Gamma decay, another prominent mode of radioactive decay, involves the release of gamma rays—energetic photons that carry no charge or mass. Unlike alpha and beta decay, gamma decay does not alter the composition of the nucleus. Instead, it aims to expel excess energy in the form of electromagnetic radiation, allowing the nucleus to attain a more stable state.

The study of radionuclides extends far beyond their mere radioactive properties. These fascinating entities find applications in a multitude of fields, ranging from medicine and industry to environmental monitoring and scientific research. In the realm of medicine, radionuclides serve as invaluable tools for diagnostic imaging and cancer therapy. They can be introduced into the human body, selectively targeting specific organs or tissues, and emitting radiation that can be detected and analyzed to provide valuable medical information.
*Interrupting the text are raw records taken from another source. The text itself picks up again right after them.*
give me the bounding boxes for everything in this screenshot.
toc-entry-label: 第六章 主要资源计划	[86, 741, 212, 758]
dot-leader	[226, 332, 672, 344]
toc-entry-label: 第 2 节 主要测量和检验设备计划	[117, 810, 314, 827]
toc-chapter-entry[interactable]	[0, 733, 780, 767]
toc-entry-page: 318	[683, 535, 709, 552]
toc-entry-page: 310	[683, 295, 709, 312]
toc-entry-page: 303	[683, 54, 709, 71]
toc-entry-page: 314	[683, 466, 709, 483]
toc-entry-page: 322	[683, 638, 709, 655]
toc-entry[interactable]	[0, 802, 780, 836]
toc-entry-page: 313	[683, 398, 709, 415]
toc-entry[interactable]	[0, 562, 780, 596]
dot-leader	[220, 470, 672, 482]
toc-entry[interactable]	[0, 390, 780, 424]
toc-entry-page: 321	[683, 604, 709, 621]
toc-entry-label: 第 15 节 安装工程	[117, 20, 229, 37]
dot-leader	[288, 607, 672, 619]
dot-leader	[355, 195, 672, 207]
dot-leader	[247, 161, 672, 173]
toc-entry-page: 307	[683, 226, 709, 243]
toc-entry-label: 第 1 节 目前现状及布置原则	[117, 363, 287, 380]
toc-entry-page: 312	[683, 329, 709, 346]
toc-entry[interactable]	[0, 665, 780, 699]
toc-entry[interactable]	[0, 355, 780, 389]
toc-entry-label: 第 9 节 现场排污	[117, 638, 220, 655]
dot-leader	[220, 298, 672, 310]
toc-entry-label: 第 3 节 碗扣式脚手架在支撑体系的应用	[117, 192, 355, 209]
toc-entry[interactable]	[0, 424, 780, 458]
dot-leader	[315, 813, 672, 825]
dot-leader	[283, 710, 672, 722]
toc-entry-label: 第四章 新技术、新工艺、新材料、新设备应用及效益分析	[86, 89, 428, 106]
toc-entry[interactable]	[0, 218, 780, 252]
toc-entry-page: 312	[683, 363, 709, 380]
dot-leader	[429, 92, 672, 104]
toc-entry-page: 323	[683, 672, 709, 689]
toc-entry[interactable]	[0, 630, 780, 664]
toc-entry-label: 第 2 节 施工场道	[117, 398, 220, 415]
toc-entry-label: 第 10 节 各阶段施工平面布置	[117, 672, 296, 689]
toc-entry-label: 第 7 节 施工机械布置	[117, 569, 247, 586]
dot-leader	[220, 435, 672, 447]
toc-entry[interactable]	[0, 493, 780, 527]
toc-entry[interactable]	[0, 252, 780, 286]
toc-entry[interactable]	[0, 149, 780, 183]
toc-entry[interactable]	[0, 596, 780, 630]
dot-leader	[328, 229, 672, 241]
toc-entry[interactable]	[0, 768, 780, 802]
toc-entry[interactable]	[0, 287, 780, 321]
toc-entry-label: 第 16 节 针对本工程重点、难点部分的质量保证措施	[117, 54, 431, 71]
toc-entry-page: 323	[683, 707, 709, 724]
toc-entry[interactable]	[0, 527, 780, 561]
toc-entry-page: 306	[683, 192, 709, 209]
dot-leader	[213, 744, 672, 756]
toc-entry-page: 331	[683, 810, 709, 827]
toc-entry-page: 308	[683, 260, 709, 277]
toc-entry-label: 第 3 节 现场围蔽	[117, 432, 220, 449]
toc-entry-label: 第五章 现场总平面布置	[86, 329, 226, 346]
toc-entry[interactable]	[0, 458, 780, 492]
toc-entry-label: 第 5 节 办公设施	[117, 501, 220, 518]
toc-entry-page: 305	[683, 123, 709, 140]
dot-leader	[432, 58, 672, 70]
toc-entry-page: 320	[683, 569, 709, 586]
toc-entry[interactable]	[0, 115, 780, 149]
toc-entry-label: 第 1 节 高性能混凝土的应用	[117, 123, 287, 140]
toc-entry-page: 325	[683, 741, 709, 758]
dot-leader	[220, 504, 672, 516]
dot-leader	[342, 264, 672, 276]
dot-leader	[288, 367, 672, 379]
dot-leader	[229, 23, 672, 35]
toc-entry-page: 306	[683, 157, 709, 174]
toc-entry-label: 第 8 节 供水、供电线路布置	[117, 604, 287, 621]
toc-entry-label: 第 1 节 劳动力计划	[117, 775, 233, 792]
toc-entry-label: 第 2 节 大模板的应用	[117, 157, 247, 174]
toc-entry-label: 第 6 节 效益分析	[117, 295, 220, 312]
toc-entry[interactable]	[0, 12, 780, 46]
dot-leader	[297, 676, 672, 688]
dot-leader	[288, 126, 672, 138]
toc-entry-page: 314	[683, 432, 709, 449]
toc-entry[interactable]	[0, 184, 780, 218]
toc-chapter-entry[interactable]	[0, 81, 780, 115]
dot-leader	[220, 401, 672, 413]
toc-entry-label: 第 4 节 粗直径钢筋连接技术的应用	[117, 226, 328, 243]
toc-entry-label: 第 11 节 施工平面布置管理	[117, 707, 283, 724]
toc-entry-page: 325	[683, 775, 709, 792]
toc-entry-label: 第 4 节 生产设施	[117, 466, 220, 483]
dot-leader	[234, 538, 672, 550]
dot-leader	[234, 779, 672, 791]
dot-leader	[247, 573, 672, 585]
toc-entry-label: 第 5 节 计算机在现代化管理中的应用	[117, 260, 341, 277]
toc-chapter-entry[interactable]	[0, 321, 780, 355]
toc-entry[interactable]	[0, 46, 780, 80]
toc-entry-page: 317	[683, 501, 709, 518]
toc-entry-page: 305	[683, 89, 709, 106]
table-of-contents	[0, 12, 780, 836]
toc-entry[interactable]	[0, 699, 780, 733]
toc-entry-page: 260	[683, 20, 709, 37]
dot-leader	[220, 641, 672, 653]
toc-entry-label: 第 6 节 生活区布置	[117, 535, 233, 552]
Furthermore, radionuclides play a crucial role in the field of nuclear energy. Nuclear power plants harness the controlled decay of certain radionuclides to generate electricity. By precisely controlling the release of energy from the decaying nuclei, these facilities can produce vast amounts of power, offering a promising alternative to traditional fossil fuel-based energy sources.

Nevertheless, the allure of radionuclides is not without its risks. The emitted radiation, if not properly managed, can pose hazards to human health and the environment. Hence, the responsible handling and disposal of radioactive materials are of paramount importance to mitigate.


  1. Tan HY, et al.; Neutron-activated theranostic radionuclides for nuclear medicine. Nucl Med Biol. 2020, 90-91:55-68.
For research use only. Not intended for any clinical use.